Hence, sky and sea are where we look to for solace, for a promise that there exists what we cannot grasp: origin and flight, a beginning where there is an end, birth and death (and an afterlife), which is why the sky and sea are elements in creation myths around the world. There are fish in the ocean and there are stars in the sky, so much we know… more than we can count, because we simply cannot.  Stars are born and die as often as fish do, as our own lives are ephemeral… but we manage to live on our own, relative time, as we look beyond the horizon, beyond our atmosphere.

So, how are stars like fish? They inhabit the unknown, and are symbols, in Stars Like Fish, of what we can see – but cannot fully comprehend.

On occasion, we might see stars reflected on water. In our dreams, we may see fish floating in the sky with other impossible objects. 

Halloween Conference! Not really, but…

Last time I visited a class at the UPR in Humacao, more about I was so excited to meet students who are creating, whether as reactions to literature or reactions to LIFE, and I’m so happy to have been invited again!

I’m still writing this one up… lately, “the creative process” is a topic that’s been following me, something I’ve never in my life talked about (not even with other writers or artists) – or maybe it’s something I’ve taken for granted.

I decided to talk about the process of dream translation (yes, translation and not transcription) because my creative process, in most instances, relies on disturbed sleep and the left side of my brain running amok. (“Amok, amok, amok.”)

But I’ll also be clarifying some questions about the title…

Because I’m feeling generous, I’ll post a little preview.

Remember this?

fishlike

 

It’s so perfect in every way… I’m using it to talk about the title, Stars Like Fish:

It’s a reversible image of creatures in water and outer space. You may look at it from one angle or another, and its meaning is unaltered (in the same way stars like fish or fish like stars are interchangeable).

But what is the meaning?

Does a starred sky ever meet the ocean’s edge? From our human perspective, it does. As residents of an island, we might take visits to a shoreline for granted, but we’ve all noticed the horizon, the line where the ocean ends and the sky begins (or vice versa). Under a dark night sky, however, this line is almost impossible to isolate. Michelle’s illustration shows both sky and sea, almost blending into one another, but not quite.

 

So there you go. I’d be really tickled if anyone NOT from the UPRH made it, so, here’s the flyer:

Swap it!

Ideally, generic I would like to sell Stars Like Fish, clinic but trading is the next best option.

Last week Gato Malo (Miguel Pruné and Daniel Pommers) and I shared a spot at this event:

It was a book fair for local writers and artists with less traditional, independent publications (like ours, naturally) with the option to trade instead of buying. Though I sold NO COPIES, I did trade a handful for a BAGful of beautiful books and artwork from writers I admire and couldn’t be happier!

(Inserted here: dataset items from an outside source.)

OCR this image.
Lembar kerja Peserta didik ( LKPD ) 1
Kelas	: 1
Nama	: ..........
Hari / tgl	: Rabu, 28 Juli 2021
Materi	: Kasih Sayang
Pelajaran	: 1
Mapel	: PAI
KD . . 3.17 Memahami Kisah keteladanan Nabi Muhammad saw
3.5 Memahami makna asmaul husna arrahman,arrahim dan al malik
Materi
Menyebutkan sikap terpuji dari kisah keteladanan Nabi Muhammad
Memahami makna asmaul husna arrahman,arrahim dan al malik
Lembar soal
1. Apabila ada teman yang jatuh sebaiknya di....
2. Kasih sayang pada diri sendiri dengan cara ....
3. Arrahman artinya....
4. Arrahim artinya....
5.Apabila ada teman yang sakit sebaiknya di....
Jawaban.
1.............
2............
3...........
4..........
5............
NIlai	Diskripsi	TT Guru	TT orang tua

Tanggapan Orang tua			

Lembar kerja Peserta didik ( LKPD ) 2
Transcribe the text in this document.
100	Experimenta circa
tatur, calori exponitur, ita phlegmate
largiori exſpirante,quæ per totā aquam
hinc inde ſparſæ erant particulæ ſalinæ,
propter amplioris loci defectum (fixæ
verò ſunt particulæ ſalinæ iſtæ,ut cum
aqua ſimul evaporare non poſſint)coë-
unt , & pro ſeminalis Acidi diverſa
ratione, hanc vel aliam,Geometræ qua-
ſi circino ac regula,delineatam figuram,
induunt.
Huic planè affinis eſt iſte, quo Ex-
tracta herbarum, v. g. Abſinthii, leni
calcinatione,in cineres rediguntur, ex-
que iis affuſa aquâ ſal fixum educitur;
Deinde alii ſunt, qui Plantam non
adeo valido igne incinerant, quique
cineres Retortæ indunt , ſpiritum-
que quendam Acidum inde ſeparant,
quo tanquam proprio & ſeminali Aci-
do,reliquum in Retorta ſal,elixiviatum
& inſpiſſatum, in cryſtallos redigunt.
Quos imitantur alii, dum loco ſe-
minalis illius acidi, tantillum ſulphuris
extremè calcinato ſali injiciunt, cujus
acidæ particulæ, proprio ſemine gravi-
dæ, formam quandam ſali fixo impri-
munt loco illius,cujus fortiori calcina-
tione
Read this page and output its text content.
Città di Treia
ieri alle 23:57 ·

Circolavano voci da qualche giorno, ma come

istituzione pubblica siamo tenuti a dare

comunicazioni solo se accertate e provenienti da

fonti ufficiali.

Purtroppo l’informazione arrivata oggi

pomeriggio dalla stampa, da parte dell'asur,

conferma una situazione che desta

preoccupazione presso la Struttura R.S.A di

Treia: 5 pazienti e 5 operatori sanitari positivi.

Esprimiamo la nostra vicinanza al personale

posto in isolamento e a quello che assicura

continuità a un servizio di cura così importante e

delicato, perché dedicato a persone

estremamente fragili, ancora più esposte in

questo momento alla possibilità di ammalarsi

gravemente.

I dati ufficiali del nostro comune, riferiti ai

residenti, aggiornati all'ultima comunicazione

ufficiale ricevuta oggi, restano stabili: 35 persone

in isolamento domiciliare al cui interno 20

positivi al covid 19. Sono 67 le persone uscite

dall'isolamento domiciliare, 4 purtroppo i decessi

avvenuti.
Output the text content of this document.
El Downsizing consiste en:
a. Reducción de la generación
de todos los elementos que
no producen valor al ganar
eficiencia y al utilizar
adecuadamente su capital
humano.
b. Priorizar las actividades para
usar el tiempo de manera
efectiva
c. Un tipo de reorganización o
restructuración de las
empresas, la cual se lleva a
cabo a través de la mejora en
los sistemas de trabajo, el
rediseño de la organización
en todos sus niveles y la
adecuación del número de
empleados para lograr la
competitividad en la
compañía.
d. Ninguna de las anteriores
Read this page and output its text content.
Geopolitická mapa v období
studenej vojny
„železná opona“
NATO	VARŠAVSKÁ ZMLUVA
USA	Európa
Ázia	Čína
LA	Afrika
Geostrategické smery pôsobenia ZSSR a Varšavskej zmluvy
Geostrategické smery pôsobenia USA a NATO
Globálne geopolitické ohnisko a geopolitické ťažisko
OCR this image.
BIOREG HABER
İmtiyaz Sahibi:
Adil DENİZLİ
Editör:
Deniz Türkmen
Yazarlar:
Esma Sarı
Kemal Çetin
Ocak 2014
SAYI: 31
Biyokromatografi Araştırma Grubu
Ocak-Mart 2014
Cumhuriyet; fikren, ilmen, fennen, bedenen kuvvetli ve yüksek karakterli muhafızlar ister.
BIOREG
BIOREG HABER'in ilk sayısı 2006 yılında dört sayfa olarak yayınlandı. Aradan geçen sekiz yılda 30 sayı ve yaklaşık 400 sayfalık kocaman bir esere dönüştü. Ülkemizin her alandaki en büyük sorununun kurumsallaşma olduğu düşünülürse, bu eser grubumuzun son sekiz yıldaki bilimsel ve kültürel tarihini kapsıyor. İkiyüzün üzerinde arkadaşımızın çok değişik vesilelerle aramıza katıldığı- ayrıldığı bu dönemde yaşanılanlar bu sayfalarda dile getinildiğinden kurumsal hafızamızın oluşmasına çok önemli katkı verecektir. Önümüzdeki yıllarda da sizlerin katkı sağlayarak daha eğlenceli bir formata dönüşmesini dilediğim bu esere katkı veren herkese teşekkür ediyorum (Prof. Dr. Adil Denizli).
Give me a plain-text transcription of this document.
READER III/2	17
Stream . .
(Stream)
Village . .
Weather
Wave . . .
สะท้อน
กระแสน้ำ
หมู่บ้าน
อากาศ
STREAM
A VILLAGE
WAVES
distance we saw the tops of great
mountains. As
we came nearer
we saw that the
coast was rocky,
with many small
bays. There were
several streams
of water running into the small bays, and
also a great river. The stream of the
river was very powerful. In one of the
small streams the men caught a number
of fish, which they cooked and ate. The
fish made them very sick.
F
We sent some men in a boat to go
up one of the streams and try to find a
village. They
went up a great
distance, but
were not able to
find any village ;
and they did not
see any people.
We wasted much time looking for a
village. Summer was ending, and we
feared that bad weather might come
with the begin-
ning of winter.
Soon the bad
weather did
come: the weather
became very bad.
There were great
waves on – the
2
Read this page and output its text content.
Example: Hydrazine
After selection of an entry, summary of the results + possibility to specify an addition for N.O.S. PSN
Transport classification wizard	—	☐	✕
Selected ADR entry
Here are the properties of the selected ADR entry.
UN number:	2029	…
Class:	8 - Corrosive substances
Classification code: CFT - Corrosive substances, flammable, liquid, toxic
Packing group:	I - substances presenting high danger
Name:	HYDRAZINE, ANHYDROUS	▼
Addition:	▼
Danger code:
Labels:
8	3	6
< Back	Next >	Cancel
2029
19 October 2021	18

Though a cybernetic experience doesn’t compare, I’ve been trading books for a few years on PaperBackSwap. I recommend it to everyone, it’s a book hoarder’s best option.

The way it works is you post books you no longer want and send them in the mail when a user requests one from you. When they mark it received, you get a credit that you can use to request books for yourself. However, you get free credits once you sign up and post a few books, and you can also get credits when you refer a friend.

After some hesitation, I added Stars Like Fish because really, why not?

Today I sent out a copy of SLF to a stranger in the mail. If you’d like to try PaperBackSwap out (or are already a member), click the link below!

If you register by clicking THIS LINK (or the banner) I get a book credit! And you get SLF.

Trade Books for Free - PaperBack Swap.